American computer scientist

Joan Francioni is an American Professor of Computer Science who works at the Winona State University in Winona, Minnesota. She received the first Ph.D. in Computer Science awarded by Florida State University in 1981. Francioni is noted for working with a number of community projects, including the Sustainable Foods Partnership and her work with visually impaired students.

== Career ==
Francioni's dissertation was Decomposition of Fuzzy Switching Functions at Florida State University 1981.
Francioni started at her career at Litton Data Systems, where she worked for two years before working at a number of educational institutions, including Florida State University, Michigan Technological University and the University of Louisiana in Lafayette. Francioni then gained experience working for one year as a visiting scientist at the North Carolina Supercomputing Center. Francioni joined Winona State University in 1998 as a Full Professor.

In her early career, Francioni researched and made contributions in parallel computing and parallel debugging.

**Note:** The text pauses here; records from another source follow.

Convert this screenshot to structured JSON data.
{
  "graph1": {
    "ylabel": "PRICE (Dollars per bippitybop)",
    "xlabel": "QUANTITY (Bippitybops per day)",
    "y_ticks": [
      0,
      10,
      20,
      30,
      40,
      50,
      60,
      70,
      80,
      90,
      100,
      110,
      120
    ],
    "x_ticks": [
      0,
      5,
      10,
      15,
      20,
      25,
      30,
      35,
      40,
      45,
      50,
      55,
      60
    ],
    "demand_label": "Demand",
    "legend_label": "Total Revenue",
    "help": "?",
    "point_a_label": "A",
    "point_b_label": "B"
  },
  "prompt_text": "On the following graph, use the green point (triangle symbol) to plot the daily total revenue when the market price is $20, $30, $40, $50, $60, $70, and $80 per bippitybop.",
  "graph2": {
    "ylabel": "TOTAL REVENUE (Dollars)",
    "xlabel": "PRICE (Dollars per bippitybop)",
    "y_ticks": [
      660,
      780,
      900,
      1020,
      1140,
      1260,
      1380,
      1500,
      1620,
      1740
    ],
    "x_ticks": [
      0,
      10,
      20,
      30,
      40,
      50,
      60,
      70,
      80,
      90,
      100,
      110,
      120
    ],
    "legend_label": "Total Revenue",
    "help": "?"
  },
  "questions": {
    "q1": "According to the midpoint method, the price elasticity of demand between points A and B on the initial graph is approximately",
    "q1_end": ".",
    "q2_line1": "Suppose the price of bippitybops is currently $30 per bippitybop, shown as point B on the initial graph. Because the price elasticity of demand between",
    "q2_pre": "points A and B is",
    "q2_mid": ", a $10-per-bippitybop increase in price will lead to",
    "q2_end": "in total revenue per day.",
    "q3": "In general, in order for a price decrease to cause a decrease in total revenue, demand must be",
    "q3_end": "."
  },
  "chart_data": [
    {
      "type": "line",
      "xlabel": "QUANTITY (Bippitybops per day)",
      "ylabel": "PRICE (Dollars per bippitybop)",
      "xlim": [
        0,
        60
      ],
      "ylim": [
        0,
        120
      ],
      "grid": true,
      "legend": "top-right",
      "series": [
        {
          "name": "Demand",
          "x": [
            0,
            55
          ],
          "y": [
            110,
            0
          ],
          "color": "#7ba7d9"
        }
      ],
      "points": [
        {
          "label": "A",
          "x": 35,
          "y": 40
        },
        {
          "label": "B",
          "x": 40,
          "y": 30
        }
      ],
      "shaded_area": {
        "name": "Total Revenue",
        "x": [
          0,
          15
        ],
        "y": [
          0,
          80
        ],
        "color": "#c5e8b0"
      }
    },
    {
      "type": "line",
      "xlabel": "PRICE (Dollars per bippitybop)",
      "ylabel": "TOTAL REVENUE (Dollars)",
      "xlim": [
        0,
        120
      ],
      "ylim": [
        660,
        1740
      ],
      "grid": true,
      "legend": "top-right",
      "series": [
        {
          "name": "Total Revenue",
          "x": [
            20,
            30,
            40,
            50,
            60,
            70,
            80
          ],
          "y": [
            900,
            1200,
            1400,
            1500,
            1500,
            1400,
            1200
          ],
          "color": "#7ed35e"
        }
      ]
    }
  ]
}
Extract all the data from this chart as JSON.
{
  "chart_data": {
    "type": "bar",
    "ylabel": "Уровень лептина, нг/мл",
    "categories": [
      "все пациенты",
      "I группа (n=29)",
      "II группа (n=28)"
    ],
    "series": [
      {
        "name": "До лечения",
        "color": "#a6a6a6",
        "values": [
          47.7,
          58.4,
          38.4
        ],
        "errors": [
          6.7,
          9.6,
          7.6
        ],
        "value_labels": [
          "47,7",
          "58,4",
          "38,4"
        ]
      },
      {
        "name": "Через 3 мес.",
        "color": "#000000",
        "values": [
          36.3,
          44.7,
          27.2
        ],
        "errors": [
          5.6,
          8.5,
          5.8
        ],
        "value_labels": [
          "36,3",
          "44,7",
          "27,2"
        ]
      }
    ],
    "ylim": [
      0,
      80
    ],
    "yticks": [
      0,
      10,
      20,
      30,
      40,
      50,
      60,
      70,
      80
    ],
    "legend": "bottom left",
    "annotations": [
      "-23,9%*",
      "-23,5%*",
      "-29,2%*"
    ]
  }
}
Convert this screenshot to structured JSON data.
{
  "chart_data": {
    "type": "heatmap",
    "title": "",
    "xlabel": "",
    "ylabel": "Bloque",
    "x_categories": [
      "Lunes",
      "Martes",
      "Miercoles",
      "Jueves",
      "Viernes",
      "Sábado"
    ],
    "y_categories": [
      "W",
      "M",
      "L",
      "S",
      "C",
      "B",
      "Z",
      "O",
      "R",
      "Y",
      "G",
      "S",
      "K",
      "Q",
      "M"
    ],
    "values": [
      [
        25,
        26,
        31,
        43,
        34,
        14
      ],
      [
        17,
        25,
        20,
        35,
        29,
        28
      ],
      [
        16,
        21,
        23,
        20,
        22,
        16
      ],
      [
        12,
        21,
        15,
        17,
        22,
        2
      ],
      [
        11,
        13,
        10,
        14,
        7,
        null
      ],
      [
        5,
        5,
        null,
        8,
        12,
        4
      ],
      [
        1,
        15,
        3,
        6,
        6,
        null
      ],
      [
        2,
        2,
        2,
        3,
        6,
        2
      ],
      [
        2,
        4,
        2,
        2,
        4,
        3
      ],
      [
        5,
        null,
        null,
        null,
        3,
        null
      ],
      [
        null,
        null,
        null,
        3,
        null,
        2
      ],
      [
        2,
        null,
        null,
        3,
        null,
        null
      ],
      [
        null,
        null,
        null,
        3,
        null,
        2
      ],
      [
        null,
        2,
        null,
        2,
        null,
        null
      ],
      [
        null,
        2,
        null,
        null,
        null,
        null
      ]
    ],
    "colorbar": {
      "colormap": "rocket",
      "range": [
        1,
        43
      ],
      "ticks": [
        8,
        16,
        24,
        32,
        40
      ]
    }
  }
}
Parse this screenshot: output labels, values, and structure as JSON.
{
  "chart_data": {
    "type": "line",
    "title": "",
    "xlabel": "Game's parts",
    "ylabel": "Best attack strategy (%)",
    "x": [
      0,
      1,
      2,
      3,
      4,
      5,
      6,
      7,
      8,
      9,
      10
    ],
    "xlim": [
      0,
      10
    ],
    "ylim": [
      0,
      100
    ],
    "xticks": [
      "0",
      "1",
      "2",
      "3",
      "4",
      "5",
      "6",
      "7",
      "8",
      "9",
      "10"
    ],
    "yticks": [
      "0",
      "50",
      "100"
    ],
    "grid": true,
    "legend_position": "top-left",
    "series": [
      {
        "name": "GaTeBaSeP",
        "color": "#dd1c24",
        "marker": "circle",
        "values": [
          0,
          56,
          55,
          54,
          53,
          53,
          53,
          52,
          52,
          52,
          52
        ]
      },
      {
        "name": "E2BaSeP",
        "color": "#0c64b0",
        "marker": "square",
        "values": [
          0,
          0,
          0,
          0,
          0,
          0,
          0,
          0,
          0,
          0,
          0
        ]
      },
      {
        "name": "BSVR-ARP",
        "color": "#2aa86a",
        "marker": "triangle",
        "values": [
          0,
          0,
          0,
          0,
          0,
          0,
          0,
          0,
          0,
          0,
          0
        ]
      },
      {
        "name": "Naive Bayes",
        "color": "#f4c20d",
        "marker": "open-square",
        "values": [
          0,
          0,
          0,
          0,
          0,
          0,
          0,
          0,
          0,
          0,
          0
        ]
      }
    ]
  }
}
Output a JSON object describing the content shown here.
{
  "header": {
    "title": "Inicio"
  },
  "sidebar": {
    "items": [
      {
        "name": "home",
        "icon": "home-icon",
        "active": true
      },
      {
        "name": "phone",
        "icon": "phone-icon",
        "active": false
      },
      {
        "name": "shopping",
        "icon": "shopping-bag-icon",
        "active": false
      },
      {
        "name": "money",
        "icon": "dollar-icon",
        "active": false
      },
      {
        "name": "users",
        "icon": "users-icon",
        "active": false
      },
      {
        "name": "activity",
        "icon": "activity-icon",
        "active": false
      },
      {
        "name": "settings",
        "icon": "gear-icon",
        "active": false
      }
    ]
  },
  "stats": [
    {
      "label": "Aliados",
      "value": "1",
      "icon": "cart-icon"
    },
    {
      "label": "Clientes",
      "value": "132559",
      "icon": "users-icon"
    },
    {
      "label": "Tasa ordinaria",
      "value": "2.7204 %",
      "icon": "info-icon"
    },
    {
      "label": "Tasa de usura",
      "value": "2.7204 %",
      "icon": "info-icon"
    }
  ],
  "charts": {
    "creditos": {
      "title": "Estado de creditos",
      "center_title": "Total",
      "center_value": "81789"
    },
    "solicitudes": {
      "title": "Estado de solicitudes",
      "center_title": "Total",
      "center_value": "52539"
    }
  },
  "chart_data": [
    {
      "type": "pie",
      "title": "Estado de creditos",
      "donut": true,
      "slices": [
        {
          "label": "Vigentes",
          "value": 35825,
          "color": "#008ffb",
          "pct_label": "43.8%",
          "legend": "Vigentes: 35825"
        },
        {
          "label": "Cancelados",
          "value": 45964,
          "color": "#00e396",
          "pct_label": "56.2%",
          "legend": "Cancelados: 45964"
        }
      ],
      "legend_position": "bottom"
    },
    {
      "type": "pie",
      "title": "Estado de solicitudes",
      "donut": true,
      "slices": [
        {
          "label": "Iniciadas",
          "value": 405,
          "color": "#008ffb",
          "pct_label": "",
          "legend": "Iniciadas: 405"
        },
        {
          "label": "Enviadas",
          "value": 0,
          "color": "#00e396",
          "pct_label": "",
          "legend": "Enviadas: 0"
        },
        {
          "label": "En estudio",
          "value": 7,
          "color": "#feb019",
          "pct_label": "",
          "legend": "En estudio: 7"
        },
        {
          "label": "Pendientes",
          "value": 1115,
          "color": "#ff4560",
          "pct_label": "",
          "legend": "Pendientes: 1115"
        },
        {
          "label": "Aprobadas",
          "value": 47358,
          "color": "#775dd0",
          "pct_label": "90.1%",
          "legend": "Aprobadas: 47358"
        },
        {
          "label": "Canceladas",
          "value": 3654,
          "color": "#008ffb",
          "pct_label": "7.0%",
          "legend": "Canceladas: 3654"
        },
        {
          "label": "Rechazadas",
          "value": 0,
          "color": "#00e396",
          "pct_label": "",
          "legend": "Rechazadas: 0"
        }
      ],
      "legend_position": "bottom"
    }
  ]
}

Later in her career her research focused on computer science education, specialising in visually impaired students.

Francioni has collaborated on 35 scientific publications and served on numerous program committees, including being a department chair for 10 years. She is a member of the Advisory Committee for the Women's and Gender Studies Program at Winona State University and is the Faculty Liaison for the Center for Engaged Teaching and Scholarship.